Figure 4. Brain-specific Atm mRNA found in both Atm^tm1Awb and Atm^tm1Bal mice.

A) RT-PCR reveals alternative message forms in Atm^tm1Awb and Atm^tm1Bal mouse brain. RNA was extracted from wild type and Atm^tm1Awb and Atm^tm1Bal tissues as indicated, reverse transcribed and amplified by primers located in the exons indicated at the left. 36B4 mRNA was used as a control. The red arrow indicates that the brain Atm^tm1Awb message is reduced in size, relative to wild type in the region between exons 34 and 41; the purple arrow indicates that the Atm^tm1Bal message is also reduced in size, relative to wild type in the region between exons 55 and 61.

B) Based on DNA sequencing, the predicted protein sequence of the RT-PCR products is shown. The portion of the wild type message that is deleted in the Atm^tm1Awb message is shown in green; the 5 amino acids added to the Atm^tm1Awb message are shown in red. The grayed amino acid sequence to the right shows the common continuation of both mutant and wild type message through the codon for the autophosphorylated serine 1987 (magenta) and beyond.

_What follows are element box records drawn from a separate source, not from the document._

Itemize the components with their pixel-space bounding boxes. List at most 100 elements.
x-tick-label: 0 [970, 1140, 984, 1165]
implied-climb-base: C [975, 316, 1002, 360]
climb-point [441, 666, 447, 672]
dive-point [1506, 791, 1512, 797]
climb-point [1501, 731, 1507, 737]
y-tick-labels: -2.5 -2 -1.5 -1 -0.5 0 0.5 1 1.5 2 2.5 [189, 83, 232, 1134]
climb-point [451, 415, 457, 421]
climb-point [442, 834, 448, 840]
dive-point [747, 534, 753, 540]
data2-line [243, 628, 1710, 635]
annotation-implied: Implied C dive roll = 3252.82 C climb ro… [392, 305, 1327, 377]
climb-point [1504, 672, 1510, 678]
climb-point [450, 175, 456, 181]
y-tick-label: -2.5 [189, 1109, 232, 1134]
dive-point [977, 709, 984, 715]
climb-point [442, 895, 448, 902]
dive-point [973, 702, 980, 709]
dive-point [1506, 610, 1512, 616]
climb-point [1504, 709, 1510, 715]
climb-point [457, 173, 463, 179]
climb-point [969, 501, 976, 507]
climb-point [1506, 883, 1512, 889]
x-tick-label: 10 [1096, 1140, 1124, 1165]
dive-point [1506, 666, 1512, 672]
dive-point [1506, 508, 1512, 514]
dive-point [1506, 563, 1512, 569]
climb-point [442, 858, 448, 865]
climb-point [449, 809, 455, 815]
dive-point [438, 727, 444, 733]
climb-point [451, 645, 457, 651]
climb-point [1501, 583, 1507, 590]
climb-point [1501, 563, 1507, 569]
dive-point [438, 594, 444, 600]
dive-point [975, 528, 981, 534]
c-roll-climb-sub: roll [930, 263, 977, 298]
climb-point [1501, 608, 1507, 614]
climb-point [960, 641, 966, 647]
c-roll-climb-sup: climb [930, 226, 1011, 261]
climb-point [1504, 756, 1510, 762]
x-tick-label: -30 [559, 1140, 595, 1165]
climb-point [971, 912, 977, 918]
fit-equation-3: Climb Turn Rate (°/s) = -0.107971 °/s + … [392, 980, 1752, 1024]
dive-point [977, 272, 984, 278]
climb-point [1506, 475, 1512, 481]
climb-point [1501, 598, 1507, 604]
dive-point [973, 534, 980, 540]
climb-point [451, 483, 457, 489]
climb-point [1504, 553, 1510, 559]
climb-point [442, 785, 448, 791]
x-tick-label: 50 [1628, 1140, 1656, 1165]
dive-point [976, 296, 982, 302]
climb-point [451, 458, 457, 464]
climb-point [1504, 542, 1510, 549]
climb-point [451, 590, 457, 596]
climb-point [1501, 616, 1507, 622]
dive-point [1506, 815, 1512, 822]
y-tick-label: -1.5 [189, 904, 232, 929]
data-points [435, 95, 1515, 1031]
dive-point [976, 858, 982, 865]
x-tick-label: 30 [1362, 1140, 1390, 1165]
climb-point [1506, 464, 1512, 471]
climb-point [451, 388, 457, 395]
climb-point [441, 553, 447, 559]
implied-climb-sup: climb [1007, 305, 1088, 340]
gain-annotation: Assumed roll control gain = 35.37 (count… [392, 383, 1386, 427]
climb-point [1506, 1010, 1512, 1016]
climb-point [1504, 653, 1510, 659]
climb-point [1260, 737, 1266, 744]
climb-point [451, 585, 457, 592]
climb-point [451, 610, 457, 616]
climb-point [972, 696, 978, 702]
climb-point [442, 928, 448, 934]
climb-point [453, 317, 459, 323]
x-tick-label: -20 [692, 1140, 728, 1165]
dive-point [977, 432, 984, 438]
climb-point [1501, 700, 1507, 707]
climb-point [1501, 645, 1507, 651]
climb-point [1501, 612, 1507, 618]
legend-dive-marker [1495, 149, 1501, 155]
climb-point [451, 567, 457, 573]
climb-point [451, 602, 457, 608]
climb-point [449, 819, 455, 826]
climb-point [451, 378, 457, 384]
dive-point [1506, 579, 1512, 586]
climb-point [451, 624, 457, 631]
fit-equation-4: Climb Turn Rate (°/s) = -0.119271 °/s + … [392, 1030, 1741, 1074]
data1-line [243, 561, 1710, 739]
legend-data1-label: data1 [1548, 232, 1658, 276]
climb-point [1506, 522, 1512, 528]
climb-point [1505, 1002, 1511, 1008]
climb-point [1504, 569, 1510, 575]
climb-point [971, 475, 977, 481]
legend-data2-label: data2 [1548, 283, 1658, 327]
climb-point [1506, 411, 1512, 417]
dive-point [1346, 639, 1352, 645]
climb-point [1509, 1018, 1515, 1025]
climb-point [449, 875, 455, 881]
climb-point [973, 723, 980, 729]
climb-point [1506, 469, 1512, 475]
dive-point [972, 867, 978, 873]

C) Images of GFP fusions with short ATM peptides encoded by the PCR amplified product of exons 34 through 41 of mouse ATM cDNA. Wild type and Atm^tm1Awb GFP-fusion peptides distribute primarily to the cytoplasm of transfected N2a cells (2^nd and 3^rd rows), compared with a GFP-only construct (top row). In each experiment mCherry was co-transfected to identify all transfected cells.

D) Western blots of cell lysates from N2a cells transfected with GFP, and the GFP fusion peptides described in C. Blots were probed with GFP antibody.